Quatre mois plus tard, il se dit, comme d’autres, « affligé ». « Tout le monde se renvoie la faute, et se défile. Moi, je refuse tous les médias. Qu’ils se démerdent », lâche-t-il. Un autre cadre frontiste, anti-Philippot, rapporte à Mediapart une « ambiance règlement de comptes », et se désole : « Avant le débat, Marine était présidentiable, elle avait fait une bonne séquence la semaine d’avant, Whirlpool et le bateau [dans le port du Grau-du-Roi, dans le Gard – ndlr], c’était bien joué, le ralliement de Dupont-Aignan aussi, et les gens à droite n’attendaient que ce fichu débat pour se décider. J’entendais des mecs de droite partout dire “m’en fous, je vote Marine”. Après le débat, dans notre fédé on se prend des courriers avec des cartes du Front coupées en deux. »
Les mauvaises nouvelles sont tombées les unes après les autres : les propos du vice-président Jean-François Jalkh sur la Seconde Guerre mondiale exhumés dans la presse, un débat raté, Marine Le Pen chahutée lors de deux déplacements, en Bretagne puis à Reims. La faute à qui ? « La campagne n’a pas été séquencée. On a développé des trucs à droite à gauche, ce qui fait que 15 jours avant le premier tour, il n’y avait plus de kérosène dans le réservoir et Marine a commencé à décrocher, la campagne tournait à vide. »

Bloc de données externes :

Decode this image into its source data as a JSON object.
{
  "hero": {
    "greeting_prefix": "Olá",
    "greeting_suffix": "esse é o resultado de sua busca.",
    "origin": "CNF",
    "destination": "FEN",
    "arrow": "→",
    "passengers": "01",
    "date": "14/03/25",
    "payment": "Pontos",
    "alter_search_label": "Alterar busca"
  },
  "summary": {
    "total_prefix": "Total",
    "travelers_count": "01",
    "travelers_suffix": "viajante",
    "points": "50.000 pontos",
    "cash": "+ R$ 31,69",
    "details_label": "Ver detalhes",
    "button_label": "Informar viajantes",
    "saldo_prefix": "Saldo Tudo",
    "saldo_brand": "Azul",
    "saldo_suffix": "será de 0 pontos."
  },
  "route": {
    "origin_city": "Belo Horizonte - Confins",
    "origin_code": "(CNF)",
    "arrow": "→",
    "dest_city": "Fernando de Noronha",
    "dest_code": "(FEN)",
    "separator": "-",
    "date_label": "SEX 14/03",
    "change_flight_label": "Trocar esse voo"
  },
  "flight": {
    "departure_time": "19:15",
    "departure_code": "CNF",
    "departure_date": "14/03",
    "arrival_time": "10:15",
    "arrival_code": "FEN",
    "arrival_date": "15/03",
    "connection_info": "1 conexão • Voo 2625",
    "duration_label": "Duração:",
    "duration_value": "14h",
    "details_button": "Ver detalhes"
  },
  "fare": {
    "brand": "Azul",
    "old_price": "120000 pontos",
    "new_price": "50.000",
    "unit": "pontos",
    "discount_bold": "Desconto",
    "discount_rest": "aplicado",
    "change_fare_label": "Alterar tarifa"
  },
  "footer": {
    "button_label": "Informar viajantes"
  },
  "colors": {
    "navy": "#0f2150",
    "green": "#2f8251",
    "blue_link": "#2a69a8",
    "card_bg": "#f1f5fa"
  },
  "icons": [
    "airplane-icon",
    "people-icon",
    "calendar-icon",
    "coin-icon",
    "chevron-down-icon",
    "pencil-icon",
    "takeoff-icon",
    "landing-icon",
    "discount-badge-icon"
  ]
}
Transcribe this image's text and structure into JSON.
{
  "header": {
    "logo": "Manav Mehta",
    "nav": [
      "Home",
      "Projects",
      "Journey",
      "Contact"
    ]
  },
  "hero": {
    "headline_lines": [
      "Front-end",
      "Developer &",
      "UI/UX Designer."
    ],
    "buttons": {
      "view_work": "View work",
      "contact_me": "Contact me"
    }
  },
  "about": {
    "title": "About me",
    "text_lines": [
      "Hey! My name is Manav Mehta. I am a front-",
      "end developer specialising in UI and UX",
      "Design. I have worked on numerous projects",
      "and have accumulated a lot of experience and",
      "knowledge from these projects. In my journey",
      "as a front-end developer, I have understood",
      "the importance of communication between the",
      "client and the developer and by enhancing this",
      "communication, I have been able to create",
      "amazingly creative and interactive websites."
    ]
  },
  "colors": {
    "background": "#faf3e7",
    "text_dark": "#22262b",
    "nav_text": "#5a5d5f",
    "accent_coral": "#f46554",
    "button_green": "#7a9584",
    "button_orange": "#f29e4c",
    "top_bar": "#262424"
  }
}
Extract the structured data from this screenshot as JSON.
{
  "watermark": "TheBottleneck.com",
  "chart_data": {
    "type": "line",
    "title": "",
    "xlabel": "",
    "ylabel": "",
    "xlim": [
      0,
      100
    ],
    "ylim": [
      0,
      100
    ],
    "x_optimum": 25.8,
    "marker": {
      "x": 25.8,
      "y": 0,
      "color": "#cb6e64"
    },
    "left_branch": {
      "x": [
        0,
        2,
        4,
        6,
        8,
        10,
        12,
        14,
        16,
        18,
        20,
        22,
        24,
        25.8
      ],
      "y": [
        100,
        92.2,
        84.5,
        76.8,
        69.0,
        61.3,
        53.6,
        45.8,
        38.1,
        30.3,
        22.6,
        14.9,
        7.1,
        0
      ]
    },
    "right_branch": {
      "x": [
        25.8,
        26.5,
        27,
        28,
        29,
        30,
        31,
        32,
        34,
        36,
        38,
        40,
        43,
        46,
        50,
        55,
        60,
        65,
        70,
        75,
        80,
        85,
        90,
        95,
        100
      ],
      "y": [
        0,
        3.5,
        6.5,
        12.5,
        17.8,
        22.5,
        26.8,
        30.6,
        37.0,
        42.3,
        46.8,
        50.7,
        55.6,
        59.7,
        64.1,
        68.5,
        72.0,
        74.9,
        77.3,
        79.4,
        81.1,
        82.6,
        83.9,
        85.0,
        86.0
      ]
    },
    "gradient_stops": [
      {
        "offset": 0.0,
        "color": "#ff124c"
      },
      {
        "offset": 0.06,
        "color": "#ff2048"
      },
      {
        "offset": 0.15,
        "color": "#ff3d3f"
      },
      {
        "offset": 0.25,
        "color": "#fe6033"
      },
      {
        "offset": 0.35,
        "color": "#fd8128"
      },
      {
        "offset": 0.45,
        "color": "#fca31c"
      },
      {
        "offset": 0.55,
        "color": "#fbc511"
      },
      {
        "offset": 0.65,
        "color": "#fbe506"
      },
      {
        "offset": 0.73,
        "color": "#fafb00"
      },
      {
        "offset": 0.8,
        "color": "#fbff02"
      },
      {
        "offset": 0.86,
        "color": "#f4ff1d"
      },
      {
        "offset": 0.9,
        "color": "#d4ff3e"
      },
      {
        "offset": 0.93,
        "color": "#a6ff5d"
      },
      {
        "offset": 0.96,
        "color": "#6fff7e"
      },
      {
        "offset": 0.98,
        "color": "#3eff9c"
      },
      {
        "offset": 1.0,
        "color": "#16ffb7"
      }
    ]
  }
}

Un brin cynique, ce cadre est persuadé que « sans l’attentat deux jours avant le premier tour, Marine n’était pas au second tour ». Il va plus loin : « Cinq ans de Hollande, 300 morts dans les attentats, une situation économique désastreuse, du chômage de partout, des problèmes identitaires très forts, une France fracturée, et on fait 21 % au premier tour ? Vaut mieux arrêter tout de suite ! »
C’est d’abord la stratégie de campagne et le positionnement de Marine Le Pen qui sont remis en cause. « C’est quoi le slogan de campagne de Marine Le Pen ?, interroge le même. La France apaisée ? Au nom du peuple ? Choisir la France ? » Selon lui, la candidate avait au départ su éviter un écueil récurrent des campagnes frontistes : ne pas mener une « campagne idéologique et doctrinaire ». « Avant, il fallait quasiment se convertir pour voter Front national. Là non, c’était assez ouvert, compréhensible, le message passait, Marine a même fait de la vraie politique sur une partie de sa campagne. » Mais pour une partie du Front national, la candidate n’a pas su tirer parti du naufrage du candidat de droite. « Rien ne s’est passé comme prévu, Fillon explose en plein vol, Hamon est mort, Mélenchon remonte, et là Philippot et ses sbires reviennent en disant “Mélenchon ça marche, donc faut faire du Mélenchon”. À partir de là, on retourne dans une campagne idéologique. Philippot avait fait le même coup en 2012, c’était un désastre. Il nous a mis dedans de force, à raconter qu’au bout de six mois on paierait nos baguettes en francs. Il nous a fait perdre un report de voix à droite. »
Pour le membre du comité stratégique de campagne cité plus haut, la candidate a été « enfermée par Philippot et son équipe, qui ont verrouillé la campagne ». « Il y avait une concurrence entre les frères Philippot d’une part et Philippe Olivier d’autre part. Pour le débat, Marine a été conseillée par Gilbert Collard d’abord, puis les frères Philippot sont passés derrière. Et les sorties “bourrines”, l’agressivité du débat, c’est Philippe Olivier. Aujourd’hui, ils se rendent compte que ça a dysfonctionné. » Certains se plaignent d’avoir été déprogrammés des plateaux TV, au profit de Florian Philippot ou des tenants de sa ligne. Gilbert Collard aurait été écarté de la soirée électorale du premier tour, à Hénin-Beaumont. Déjà écartée de l’émission politique de France 2, le 10 novembre, au profit de Florian Philippot, Marion Maréchal-Le Pen se serait à nouveau vu refuser par Marine Le Pen d’être l’« invitée surprise » de la chaîne, face à Emmanuel Macron, le 6 avril. Ce n’est qu’au prix d’un passage en force que certains seraient parvenus à aller sur les plateaux.